We can guess who yuccies are not: the people being pushed out of those now-hip (sorry, “yuccie”) neighborhoods by higher prices.

No, the yuccie doesn’t do damage control as his ability to pay higher rents pushes out existing communities in longstanding, often majority minority neighborhoods like San Francisco’s Mission District and Brooklyn’s Bedford-Stuyvesant. Their influx causes rents to rise and inspires the creation of artisanal wine and doughnut shops serving a market willing to pay high prices for nonessential items.

Infante cops to that privilege. “Being a yuccie is synonymous with the sort of self-centered cynicism that can only exist in the absence of hardship. It’s the convenience of being unburdened by conviction; it’s the luxury of getting to pick your battles.”

It remains to be seen whether the yuccies are anything more than this generation’s “creative class,” academic Richard Florida’s term for the people who help fuel any big city’s economy in modern times.

As industrialization was key to human development in the 19th and 20th centuries, so is creative capital in the 20th and 21st centuries, Florida argues.
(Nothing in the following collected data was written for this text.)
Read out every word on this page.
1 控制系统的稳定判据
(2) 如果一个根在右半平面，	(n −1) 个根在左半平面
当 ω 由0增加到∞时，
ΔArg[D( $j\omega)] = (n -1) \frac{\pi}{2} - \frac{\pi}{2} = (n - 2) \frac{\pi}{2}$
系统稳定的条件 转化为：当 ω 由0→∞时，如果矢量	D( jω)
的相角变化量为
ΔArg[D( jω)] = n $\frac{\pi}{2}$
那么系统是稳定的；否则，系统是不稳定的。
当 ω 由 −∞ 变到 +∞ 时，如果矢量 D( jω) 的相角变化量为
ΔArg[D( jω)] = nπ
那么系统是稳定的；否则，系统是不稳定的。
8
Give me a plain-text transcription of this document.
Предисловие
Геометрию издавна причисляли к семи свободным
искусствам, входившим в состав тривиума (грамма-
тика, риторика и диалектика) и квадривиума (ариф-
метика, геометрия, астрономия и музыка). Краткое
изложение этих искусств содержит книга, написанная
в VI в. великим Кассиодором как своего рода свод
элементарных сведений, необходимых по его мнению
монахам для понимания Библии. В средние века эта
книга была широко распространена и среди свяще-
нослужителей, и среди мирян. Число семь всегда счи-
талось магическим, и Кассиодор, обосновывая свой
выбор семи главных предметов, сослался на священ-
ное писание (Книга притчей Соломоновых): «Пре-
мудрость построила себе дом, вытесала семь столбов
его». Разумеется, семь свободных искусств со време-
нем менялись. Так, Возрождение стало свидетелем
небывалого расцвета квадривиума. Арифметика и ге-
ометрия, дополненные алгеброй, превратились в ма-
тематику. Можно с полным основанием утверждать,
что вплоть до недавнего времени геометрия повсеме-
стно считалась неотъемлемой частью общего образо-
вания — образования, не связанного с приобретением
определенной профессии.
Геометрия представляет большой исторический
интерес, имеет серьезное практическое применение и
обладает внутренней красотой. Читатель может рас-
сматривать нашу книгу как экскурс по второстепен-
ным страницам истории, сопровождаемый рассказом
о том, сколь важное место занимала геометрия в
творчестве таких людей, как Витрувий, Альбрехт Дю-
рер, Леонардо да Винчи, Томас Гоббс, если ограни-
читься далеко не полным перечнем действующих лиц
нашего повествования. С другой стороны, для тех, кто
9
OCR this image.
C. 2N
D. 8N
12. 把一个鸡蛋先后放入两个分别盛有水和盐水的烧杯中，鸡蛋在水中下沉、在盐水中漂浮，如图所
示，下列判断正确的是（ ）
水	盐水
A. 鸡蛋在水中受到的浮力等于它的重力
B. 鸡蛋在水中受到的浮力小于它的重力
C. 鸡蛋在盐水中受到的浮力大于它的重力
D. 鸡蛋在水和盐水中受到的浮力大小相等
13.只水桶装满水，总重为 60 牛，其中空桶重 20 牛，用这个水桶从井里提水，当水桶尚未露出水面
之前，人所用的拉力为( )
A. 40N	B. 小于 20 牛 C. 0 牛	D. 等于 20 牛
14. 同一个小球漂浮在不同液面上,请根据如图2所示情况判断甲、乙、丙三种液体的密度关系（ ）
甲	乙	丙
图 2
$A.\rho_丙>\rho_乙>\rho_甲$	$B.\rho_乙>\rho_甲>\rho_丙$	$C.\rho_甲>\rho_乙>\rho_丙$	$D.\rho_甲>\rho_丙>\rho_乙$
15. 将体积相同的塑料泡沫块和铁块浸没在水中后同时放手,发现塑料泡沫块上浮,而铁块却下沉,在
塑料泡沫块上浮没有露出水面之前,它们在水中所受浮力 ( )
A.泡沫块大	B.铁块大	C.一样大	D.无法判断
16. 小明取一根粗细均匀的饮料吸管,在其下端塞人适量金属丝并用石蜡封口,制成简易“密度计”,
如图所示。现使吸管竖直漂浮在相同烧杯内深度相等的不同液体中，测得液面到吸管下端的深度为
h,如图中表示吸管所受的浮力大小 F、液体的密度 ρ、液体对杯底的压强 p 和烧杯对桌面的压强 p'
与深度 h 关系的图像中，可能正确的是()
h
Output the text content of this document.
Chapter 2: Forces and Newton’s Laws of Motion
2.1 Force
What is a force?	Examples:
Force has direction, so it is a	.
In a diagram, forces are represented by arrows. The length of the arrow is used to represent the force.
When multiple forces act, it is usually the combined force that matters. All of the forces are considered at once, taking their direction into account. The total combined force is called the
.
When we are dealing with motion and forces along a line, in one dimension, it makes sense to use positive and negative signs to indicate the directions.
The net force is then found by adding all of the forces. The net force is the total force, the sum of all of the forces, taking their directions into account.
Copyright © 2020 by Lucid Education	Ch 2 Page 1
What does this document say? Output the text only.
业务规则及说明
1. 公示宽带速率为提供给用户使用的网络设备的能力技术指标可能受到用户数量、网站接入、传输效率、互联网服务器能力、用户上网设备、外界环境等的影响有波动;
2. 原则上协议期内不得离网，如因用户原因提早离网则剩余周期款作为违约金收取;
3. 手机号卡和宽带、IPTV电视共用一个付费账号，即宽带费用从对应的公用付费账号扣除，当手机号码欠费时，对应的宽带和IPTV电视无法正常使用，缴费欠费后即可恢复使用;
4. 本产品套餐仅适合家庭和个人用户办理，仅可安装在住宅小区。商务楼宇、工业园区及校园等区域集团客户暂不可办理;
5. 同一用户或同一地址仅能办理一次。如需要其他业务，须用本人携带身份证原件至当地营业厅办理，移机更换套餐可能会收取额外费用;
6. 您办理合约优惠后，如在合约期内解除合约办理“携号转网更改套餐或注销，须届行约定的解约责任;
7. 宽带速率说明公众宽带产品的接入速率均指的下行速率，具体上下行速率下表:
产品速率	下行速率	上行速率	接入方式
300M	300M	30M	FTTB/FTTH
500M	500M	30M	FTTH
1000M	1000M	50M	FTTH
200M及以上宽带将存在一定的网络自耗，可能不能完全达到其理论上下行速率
Cities interested in growing will want to attract the creatives who innovate, launch businesses and eventually move their cities forward.

And what about the roles played by race and inequality in gentrification? “The key is not to limit or reverse the gains that the creative class has made,” Florida argues in the 2012 edition of “The Rise of the Creative Class,” “but to extend them across the board, to build a more open, more diverse, more inclusive Creative Society that can more fully harness its members’ — all of its members’ — capacities.”